The famous oil producer group OPEC struggles to create an effective strategy in the market - to let the market sort it out. The global oil market presently oversupplied to the alignment of estimated two million barrels per day.  

For years and decades, OPEC has marked its presence in the production to boost supply when it comes to prices that were quoted too high. In addition, the energy producers limited the output back to supply and added price support at the time of oil price decline. 

The things work differently now. The current supply of oil surpasses the demands by a wide margin especially in larger parts of the U.S. oil production boom. The producers at OPEC will have to cut on their output expenses in order to balance out the market.

The Saudi Arabia OPEC leader will maintain the spare production capacity in the group – as to quickly ramping production up and down.  

 Saudi Arabia currently has the ability to produce over 12 million b/d.

A cut of 4.7 million b/d or more is estimated to bring the demand and supply a little closer to the balance that would support oil prices, said analysts at EIRAG. 

Many nations including Libya, Nigeria, and Venezuela experience unmet constraints when it comes to substantial oil productions. The government reliance on the oil export revenue is at unrest too.     

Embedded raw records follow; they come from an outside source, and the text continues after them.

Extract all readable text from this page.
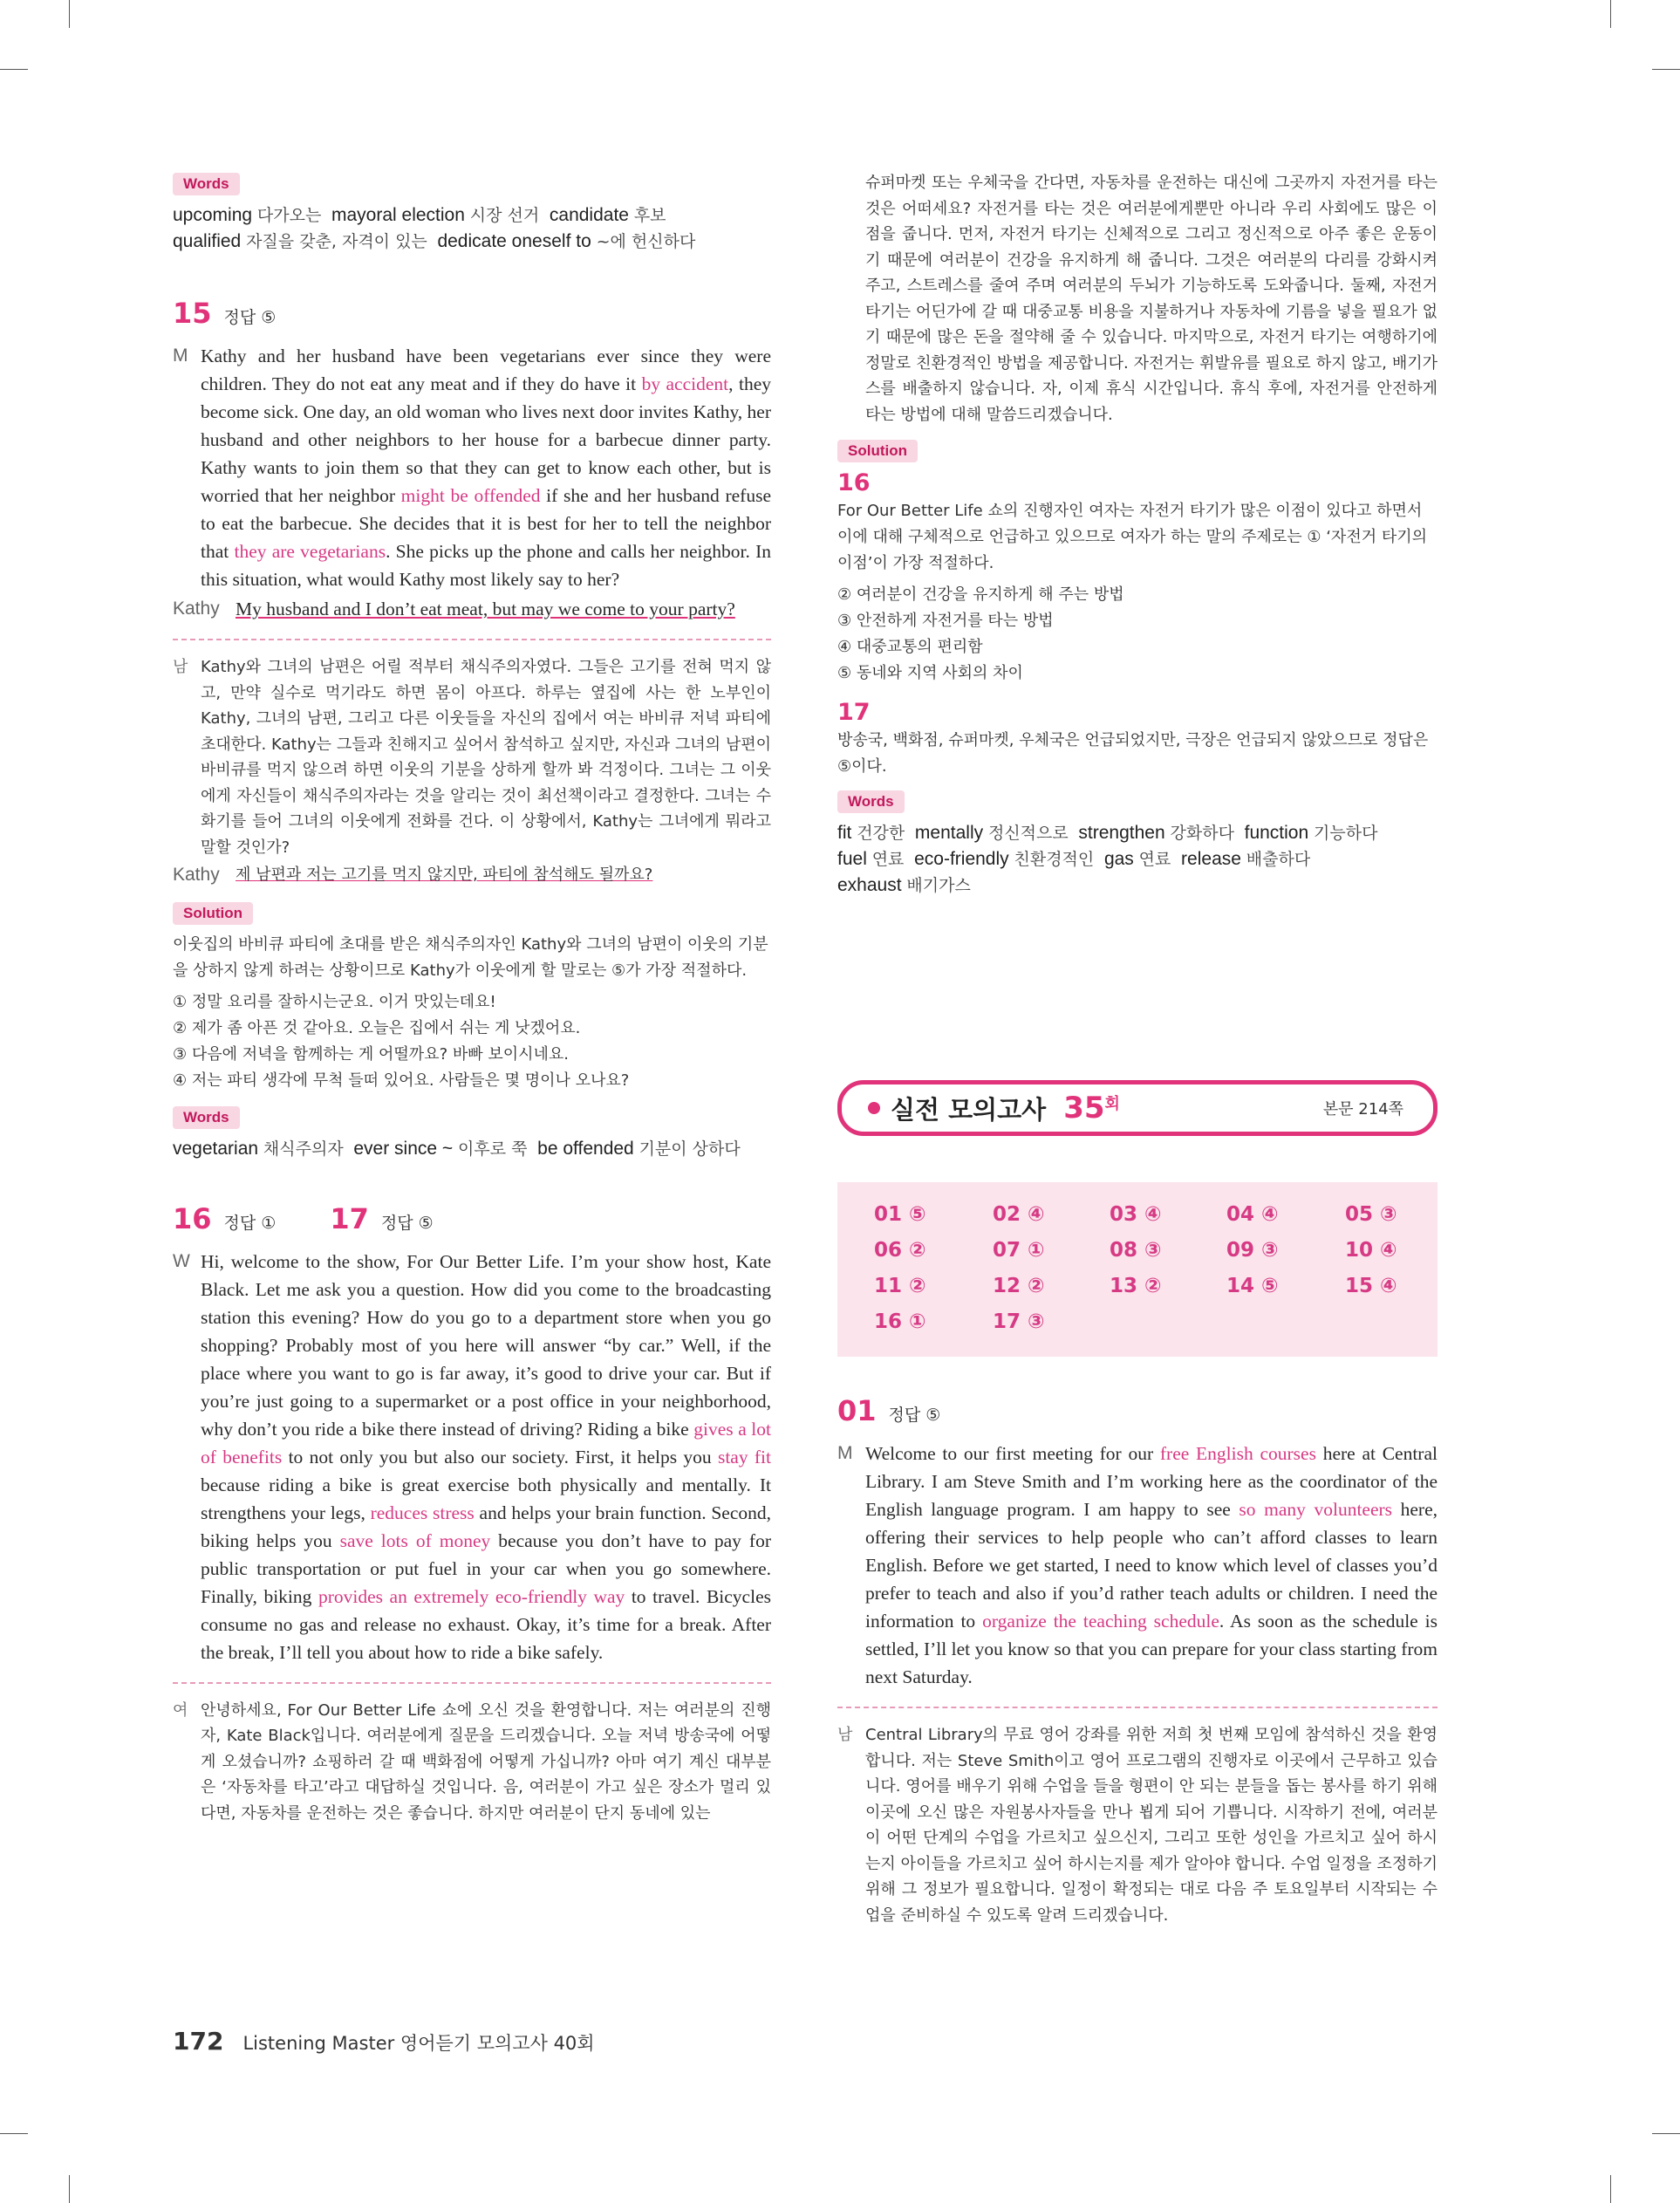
Words
upcoming 다가오는 mayoral election 시장 선거 candidate 후보
qualified 자질을 갖춘, 자격이 있는 dedicate oneself to ~에 헌신하다
15 정답 ⑤
M Kathy and her husband have been vegetarians ever since they were children. They do not eat any meat and if they do have it by accident, they become sick. One day, an old woman who lives next door invites Kathy, her husband and other neighbors to her house for a barbecue dinner party. Kathy wants to join them so that they can get to know each other, but is worried that her neighbor might be offended if she and her husband refuse to eat the barbecue. She decides that it is best for her to tell the neighbor that they are vegetarians. She picks up the phone and calls her neighbor. In this situation, what would Kathy most likely say to her?
Kathy My husband and I don’t eat meat, but may we come to your party?
남 Kathy와 그녀의 남편은 어릴 적부터 채식주의자였다. 그들은 고기를 전혀 먹지 않고, 만약 실수로 먹기라도 하면 몸이 아프다. 하루는 옆집에 사는 한 노부인이 Kathy, 그녀의 남편, 그리고 다른 이웃들을 자신의 집에서 여는 바비큐 저녁 파티에 초대한다. Kathy는 그들과 친해지고 싶어서 참석하고 싶지만, 자신과 그녀의 남편이 바비큐를 먹지 않으려 하면 이웃의 기분을 상하게 할까 봐 걱정이다. 그녀는 그 이웃에게 자신들이 채식주의자라는 것을 알리는 것이 최선책이라고 결정한다. 그녀는 수화기를 들어 그녀의 이웃에게 전화를 건다. 이 상황에서, Kathy는 그녀에게 뭐라고 말할 것인가?
Kathy	제 남편과 저는 고기를 먹지 않지만, 파티에 참석해도 될까요?
Solution
이웃집의 바비큐 파티에 초대를 받은 채식주의자인 Kathy와 그녀의 남편이 이웃의 기분을 상하지 않게 하려는 상황이므로 Kathy가 이웃에게 할 말로는 ⑤가 가장 적절하다.
① 정말 요리를 잘하시는군요. 이거 맛있는데요!
② 제가 좀 아픈 것 같아요. 오늘은 집에서 쉬는 게 낫겠어요.
③ 다음에 저녁을 함께하는 게 어떨까요? 바빠 보이시네요.
④ 저는 파티 생각에 무척 들떠 있어요. 사람들은 몇 명이나 오나요?
Words
vegetarian 채식주의자 ever since ~ 이후로 쭉 be offended 기분이 상하다
16 정답 ① 17 정답 ⑤
W Hi, welcome to the show, For Our Better Life. I’m your show host, Kate Black. Let me ask you a question. How did you come to the broadcasting station this evening? How do you go to a department store when you go shopping? Probably most of you here will answer “by car.” Well, if the place where you want to go is far away, it’s good to drive your car. But if you’re just going to a supermarket or a post office in your neighborhood, why don’t you ride a bike there instead of driving? Riding a bike gives a lot of benefits to not only you but also our society. First, it helps you stay fit because riding a bike is great exercise both physically and mentally. It strengthens your legs, reduces stress and helps your brain function. Second, biking helps you save lots of money because you don’t have to pay for public transportation or put fuel in your car when you go somewhere. Finally, biking provides an extremely eco-friendly way to travel. Bicycles consume no gas and release no exhaust. Okay, it’s time for a break. After the break, I’ll tell you about how to ride a bike safely.
여 안녕하세요, For Our Better Life 쇼에 오신 것을 환영합니다. 저는 여러분의 진행자, Kate Black입니다. 여러분에게 질문을 드리겠습니다. 오늘 저녁 방송국에 어떻게 오셨습니까? 쇼핑하러 갈 때 백화점에 어떻게 가십니까? 아마 여기 계신 대부분은 ‘자동차를 타고’라고 대답하실 것입니다. 음, 여러분이 가고 싶은 장소가 멀리 있다면, 자동차를 운전하는 것은 좋습니다. 하지만 여러분이 단지 동네에 있는
슈퍼마켓 또는 우체국을 간다면, 자동차를 운전하는 대신에 그곳까지 자전거를 타는 것은 어떠세요? 자전거를 타는 것은 여러분에게뿐만 아니라 우리 사회에도 많은 이점을 줍니다. 먼저, 자전거 타기는 신체적으로 그리고 정신적으로 아주 좋은 운동이기 때문에 여러분이 건강을 유지하게 해 줍니다. 그것은 여러분의 다리를 강화시켜 주고, 스트레스를 줄여 주며 여러분의 두뇌가 기능하도록 도와줍니다. 둘째, 자전거 타기는 어딘가에 갈 때 대중교통 비용을 지불하거나 자동차에 기름을 넣을 필요가 없기 때문에 많은 돈을 절약해 줄 수 있습니다. 마지막으로, 자전거 타기는 여행하기에 정말로 친환경적인 방법을 제공합니다. 자전거는 휘발유를 필요로 하지 않고, 배기가스를 배출하지 않습니다. 자, 이제 휴식 시간입니다. 휴식 후에, 자전거를 안전하게 타는 방법에 대해 말씀드리겠습니다.
Solution
16
For Our Better Life 쇼의 진행자인 여자는 자전거 타기가 많은 이점이 있다고 하면서 이에 대해 구체적으로 언급하고 있으므로 여자가 하는 말의 주제로는 ① ‘자전거 타기의 이점’이 가장 적절하다.
② 여러분이 건강을 유지하게 해 주는 방법
③ 안전하게 자전거를 타는 방법
④ 대중교통의 편리함
⑤ 동네와 지역 사회의 차이
17
방송국, 백화점, 슈퍼마켓, 우체국은 언급되었지만, 극장은 언급되지 않았으므로 정답은 ⑤이다.
Words
fit 건강한 mentally 정신적으로 strengthen 강화하다 function 기능하다
fuel 연료 eco-friendly 친환경적인 gas 연료 release 배출하다
exhaust 배기가스
실전 모의고사 35 회	본문 214쪽
01 ⑤	02 ④	03 ④	04 ④	05 ③
06 ②	07 ①	08 ③	09 ③	10 ④
11 ②	12 ②	13 ②	14 ⑤	15 ④
16 ①	17 ③
01 정답 ⑤
M Welcome to our first meeting for our free English courses here at Central Library. I am Steve Smith and I’m working here as the coordinator of the English language program. I am happy to see so many volunteers here, offering their services to help people who can’t afford classes to learn English. Before we get started, I need to know which level of classes you’d prefer to teach and also if you’d rather teach adults or children. I need the information to organize the teaching schedule. As soon as the schedule is settled, I’ll let you know so that you can prepare for your class starting from next Saturday.
남 Central Library의 무료 영어 강좌를 위한 저희 첫 번째 모임에 참석하신 것을 환영합니다. 저는 Steve Smith이고 영어 프로그램의 진행자로 이곳에서 근무하고 있습니다. 영어를 배우기 위해 수업을 들을 형편이 안 되는 분들을 돕는 봉사를 하기 위해 이곳에 오신 많은 자원봉사자들을 만나 뵙게 되어 기쁩니다. 시작하기 전에, 여러분이 어떤 단계의 수업을 가르치고 싶으신지, 그리고 또한 성인을 가르치고 싶어 하시는지 아이들을 가르치고 싶어 하시는지를 제가 알아야 합니다. 수업 일정을 조정하기 위해 그 정보가 필요합니다. 일정이 확정되는 대로 다음 주 토요일부터 시작되는 수업을 준비하실 수 있도록 알려 드리겠습니다.
172 Listening Master 영어듣기 모의고사 40회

Saudi’s have to bear the brunt of oil production cut. The production in the country is presently estimated to be around 9.8 million b/d with around 4 million b/d technically and financially remaining challenging.   

Saudi had made a major production cut more than two decades ago and it took a lot of time to regain the market share lost as a result. The government in Saudi owns more than $700 in net foreign currency reserves and no debts at all. 

OPEC members with feeble balance sheets are increasingly creating pressure to protect their prices as long as market conditions last.